Wednesday, March 01, 2006

Bumper Stickers and an Embarrassed Wynn

wynn with leg in air

Here, in this picture I took when we were in high school, Wynn shows off his famous leg in the TPP shack. The TPP, short for "Three Penny Press," was Bellaire's newspaper, which Wynn copy-edited and I associate-edited our senior year. The shack was this wonderful temporary building that housed, among other things, an old printing press named Bertha, a ratty couch, a group wayward over-achieving youth like us, lockers that no one used (because they were so gross), a Kraft American Cheese single pinned to the bulletin board (that somehow was NOT gross), a storehouse of all the books read by IB English students, and a passel of "No Thanks I'm Driving" bumper stickers.

Those stickers provided Wynn and me with hours of inappropriate fun. We cut up the letters and rearranged them to create such custom messages (which I then affixed on my car) such as: "No, I'm not Tom Hanks," or "No thanks. I'm Sondheim."

Flash forward about fourteen years. Wynn and I had reconnected for a few years and arranged a dinner to reconnect Renée James with me. We met at Pico's. He told me he had a present for me. Wynn and I had coincidentally came out around the same time and when we reconnected, we recounted how many of our friends in high school had come out (and which objects of our affection were sadly not gay). So the gift: he pulls out a sticker he had crafted from those famous bumper stickers. He had saved some over the years and gave me a custom-made sticker that read: "No t*ts, baby, I'm a man's man." As fate would have it, I found the scrapbook containing the sticker a few days before Wynn died.

During one of my visits to Houston, Wynn and I decided we would go back to Bellaire. Like Wynn, I also look young. We thought we would go to Ms. Quaite's junior-year English class and see how long it would take for her to recognize us. During her class, she had to leave for a few minutes. Wynn took that opportunity to leap to the front of the class and teach Waiting for Godot in Ms. Quaite's absence. And in the following years, he often visited her classes to offer other pearls of knowledge.

Wynn had a way of making a home wherever he went. The TPP shack was ours - Renée's, Wynn, mine. I know he made a home at Rice and, in a larger sense, Houston. Whenever I have returned home in the last eight or so years, I always had adventures with Wynn - especially with food - and in a Fast and Furious ride down Allen Parkway in the Miata. The last time I saw Wynn was at Café Europa. He was like Norm in Cheers - everyone knew him, and gave him free coffee.

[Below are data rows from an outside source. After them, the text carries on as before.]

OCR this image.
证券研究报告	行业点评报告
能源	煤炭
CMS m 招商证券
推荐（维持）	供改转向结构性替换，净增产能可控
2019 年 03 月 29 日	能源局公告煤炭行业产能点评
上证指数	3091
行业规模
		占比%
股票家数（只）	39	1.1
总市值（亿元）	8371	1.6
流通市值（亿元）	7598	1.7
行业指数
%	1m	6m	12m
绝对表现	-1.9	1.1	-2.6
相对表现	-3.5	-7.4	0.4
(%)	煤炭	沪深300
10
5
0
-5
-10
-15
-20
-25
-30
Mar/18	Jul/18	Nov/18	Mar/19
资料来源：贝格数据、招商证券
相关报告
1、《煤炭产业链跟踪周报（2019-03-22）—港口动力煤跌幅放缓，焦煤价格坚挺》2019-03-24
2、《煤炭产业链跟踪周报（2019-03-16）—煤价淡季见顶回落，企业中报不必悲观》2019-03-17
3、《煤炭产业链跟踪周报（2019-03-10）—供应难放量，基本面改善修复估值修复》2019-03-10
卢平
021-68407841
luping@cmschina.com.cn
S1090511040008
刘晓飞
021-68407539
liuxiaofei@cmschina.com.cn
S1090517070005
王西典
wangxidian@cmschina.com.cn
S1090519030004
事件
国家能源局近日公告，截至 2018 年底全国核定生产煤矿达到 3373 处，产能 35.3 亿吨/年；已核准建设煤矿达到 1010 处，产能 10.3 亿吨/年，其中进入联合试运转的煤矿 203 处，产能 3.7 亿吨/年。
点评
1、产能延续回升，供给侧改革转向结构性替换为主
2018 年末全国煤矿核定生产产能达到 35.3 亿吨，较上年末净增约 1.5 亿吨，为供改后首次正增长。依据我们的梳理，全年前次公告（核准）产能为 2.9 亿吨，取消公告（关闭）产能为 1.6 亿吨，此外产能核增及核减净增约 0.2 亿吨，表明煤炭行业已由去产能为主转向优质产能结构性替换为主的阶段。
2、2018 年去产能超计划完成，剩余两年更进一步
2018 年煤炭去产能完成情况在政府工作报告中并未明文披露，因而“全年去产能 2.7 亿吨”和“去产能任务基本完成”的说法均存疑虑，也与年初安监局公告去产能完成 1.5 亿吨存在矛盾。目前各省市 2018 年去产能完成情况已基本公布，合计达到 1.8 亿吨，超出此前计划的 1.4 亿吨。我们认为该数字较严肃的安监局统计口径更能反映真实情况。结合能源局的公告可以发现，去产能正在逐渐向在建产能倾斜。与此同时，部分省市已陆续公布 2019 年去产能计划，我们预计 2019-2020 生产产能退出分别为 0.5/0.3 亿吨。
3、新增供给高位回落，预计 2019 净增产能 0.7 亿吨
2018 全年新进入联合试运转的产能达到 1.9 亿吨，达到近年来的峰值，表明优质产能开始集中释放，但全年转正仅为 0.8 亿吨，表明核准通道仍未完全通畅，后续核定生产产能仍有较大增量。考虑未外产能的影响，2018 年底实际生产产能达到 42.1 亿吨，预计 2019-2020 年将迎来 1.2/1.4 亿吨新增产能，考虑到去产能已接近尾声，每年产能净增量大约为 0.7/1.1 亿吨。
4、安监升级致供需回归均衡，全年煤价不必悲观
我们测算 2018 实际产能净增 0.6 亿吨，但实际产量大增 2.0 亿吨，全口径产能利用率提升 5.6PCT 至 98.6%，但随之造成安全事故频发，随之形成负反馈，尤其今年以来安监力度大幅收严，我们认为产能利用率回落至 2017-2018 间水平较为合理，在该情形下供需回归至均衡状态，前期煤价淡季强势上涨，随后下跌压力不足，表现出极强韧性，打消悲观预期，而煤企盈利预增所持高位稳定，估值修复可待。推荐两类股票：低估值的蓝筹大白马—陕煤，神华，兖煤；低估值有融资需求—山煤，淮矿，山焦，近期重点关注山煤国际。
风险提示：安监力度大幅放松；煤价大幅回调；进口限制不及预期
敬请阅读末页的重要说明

His visit to New York in 2001 was a turning point for me - he came about six months after my Mom had died, and his visit marked the first time that year I really got out and enjoyed life to the fullest - I was with Wynn, after all. He showed me the Cathedral of St. John the Divine which, despite being only 12 blocks from me, I had not explored. We went to the Broadway revival of Rocky Horror Show with my writing partner and my cousin. My cousin's shouting at the stage actually embarrassed Wynn. Yes, I had the privelege of seeing Wynn's eyes spring to amazement as if to say "He said WHAT?!"

I have a character in my musical whom I based on Wynn. Before Wynn came in town, my writing partner and I were working on a song for that character. We were stumped. After spending time with Wynn, we broke through and wrote the song a lot of audiences consider to be the funniest in the show.

About a month after that trip, Wynn was the first to email me the morning of September 11. He was such a healing force. When he decided to become a nurse, it was a natural progression - his humor and love, at their essence, were about healing.

Wynn, it is hard to believe you are gone. But part of the reason is that you were hard to believe in life - but wow, what a rich experience it is to believe in you and have you believe in all of us. You did not care if anyone thought any less of you for being who you were - and in return, we all think the highest of you.

I know you're making a new home right now - and everyone is getting to know you up there. Ted Geisel is laughing at your poems; Julia Child and you are cavorting in Heaven's Kitchen. And back down here on earth, we will strive to follow your legacy: to live life to the fullest, to be creative and design and live the life we want.